Quand Jeanne se réveilla, elle se demanda d'abord quelles étaient les feuilles étalées devant elle, sur son lit. Une fois les brumes du sommeil dissipées, elle se rappela le voyage dans le passé qu'elle avait commencé. Bien décidée à le terminer, elle saisit la dernière lettre qu'elle avait lue et se remit à sa lecture. Puis elle passa aux deux cartes postales qui avaient suivi.

Dans la première, ornée d'un joli timbre de la ville allemande de XXX, Francis lui passait le bonjour et lui décrivait combien Ludwig, avait grandi : il avait même dépassé Gilbert en taille ! Et il était le premier de sa classe, ce qui faisait de lui la fierté de sa famille et surtout de son grand frère. D'ailleurs, ils se trouvaient chez la mère de Gilbert, celui-ci ne s'entendant pas avec son père, l'ex-mari de Frau [1] Beilschmidt.

La seconde venait d'Espagne.
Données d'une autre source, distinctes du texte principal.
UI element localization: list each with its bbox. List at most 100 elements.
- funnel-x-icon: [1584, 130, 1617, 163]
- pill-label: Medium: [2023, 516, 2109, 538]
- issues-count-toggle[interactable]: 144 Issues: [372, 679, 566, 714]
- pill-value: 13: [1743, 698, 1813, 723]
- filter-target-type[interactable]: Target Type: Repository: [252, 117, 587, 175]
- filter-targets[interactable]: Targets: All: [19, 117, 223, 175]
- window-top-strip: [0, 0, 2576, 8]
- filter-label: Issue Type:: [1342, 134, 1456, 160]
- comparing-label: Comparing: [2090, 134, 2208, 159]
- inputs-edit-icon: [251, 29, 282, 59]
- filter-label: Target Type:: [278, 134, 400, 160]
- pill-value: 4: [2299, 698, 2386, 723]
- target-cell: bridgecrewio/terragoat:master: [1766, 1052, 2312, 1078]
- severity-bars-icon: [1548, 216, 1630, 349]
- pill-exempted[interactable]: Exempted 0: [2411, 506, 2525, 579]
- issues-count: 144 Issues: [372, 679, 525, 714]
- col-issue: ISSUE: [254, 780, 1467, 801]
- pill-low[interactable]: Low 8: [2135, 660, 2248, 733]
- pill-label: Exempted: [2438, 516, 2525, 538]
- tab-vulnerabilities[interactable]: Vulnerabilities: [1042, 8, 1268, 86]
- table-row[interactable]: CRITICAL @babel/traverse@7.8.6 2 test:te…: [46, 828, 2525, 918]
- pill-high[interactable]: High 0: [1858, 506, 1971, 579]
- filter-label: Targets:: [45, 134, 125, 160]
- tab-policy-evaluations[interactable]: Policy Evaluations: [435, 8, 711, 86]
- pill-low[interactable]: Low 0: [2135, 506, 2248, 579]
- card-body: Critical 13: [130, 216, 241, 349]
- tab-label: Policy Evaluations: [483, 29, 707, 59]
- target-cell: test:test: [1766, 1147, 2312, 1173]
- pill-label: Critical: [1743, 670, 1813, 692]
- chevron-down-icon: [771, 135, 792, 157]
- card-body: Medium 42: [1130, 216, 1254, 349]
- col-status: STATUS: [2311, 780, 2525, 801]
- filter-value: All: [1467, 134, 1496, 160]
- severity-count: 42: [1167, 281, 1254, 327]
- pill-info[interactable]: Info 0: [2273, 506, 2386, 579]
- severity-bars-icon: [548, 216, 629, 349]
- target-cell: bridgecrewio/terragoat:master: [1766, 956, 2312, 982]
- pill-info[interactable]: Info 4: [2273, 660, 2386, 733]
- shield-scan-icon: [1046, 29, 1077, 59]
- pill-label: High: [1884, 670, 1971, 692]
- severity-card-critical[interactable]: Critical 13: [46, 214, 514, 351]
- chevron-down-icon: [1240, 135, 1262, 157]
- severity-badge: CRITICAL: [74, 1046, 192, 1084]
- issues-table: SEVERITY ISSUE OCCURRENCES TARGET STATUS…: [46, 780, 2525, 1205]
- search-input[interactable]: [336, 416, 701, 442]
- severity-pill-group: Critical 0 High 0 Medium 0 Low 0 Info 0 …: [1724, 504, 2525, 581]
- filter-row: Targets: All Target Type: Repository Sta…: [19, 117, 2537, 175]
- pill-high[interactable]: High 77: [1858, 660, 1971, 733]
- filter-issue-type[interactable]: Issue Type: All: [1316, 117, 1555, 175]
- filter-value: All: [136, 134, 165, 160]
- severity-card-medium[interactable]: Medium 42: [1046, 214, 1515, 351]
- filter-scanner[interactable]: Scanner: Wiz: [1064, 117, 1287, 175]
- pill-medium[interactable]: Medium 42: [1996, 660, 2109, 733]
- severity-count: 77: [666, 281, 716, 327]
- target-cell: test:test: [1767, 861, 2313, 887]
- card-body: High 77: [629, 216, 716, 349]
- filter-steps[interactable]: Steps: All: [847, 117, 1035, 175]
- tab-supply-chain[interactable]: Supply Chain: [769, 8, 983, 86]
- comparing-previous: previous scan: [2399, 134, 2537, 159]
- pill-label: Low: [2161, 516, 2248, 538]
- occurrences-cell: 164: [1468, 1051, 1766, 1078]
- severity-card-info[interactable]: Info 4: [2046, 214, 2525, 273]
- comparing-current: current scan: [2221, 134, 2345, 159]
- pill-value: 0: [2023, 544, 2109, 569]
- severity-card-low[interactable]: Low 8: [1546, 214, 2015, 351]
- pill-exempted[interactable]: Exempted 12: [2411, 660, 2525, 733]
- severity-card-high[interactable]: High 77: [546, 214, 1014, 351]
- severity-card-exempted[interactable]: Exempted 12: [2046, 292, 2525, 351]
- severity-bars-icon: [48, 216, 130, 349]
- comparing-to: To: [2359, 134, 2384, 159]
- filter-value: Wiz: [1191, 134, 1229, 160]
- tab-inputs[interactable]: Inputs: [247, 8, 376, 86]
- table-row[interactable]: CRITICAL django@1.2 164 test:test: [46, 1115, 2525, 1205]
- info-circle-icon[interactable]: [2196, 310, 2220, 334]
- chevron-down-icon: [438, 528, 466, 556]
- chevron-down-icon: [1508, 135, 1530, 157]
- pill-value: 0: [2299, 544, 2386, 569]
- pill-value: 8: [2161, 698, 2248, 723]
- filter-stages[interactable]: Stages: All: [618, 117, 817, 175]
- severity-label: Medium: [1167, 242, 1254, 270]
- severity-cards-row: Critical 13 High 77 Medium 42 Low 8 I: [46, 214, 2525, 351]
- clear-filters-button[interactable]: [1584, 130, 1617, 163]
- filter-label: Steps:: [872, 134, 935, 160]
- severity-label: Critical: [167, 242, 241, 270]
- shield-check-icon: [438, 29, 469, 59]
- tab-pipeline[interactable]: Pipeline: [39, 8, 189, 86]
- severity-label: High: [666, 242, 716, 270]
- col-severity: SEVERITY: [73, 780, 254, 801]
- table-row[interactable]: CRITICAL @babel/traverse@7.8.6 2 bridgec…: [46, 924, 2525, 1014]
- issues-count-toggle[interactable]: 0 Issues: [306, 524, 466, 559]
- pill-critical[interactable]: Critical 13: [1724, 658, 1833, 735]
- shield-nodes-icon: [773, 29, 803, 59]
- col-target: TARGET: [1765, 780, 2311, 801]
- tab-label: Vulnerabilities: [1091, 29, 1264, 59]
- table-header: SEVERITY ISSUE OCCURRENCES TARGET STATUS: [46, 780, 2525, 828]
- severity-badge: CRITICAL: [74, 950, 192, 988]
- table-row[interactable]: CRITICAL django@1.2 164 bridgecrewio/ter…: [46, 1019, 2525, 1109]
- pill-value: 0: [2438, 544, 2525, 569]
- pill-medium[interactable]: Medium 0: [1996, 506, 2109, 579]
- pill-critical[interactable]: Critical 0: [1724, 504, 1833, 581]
Francis l'y informait que, laissant Gilbert en Allemagne, Antonio et lui étaient partis chez les Fernandez Carriedo, les parents de l'hispanique, et dont la maison était aussi immense que luxueuse ! Francis n'ignorait pas qu'Antonio venait d'une famille aisée, mais il ne s'imaginait pas qu'ils avaient jusqu'à trois villas ! Cependant, tous deux préféraient se prélasser sur la plage, les doigts de pieds en éventail... ce qui devint, en plus de faire du tourisme, l'une des activités principales de Francis, Lovino étant venu rendre une visite surprise à son copain et l'occupant d'une manière qui les cloîtraient dans la villa, ou plus précisément dans la chambre de l'hispanique. Pas que ça dérange le français de tenir la chandelle, mais autant profiter du beau temps pour visiter la région. Il avait un espagnol de niveau scolaire un peu amélioré grâce à Antonio, alors il n'avait pas de gros problèmes de communication. Au pire, il y avait toujours l'internationale langage des signes.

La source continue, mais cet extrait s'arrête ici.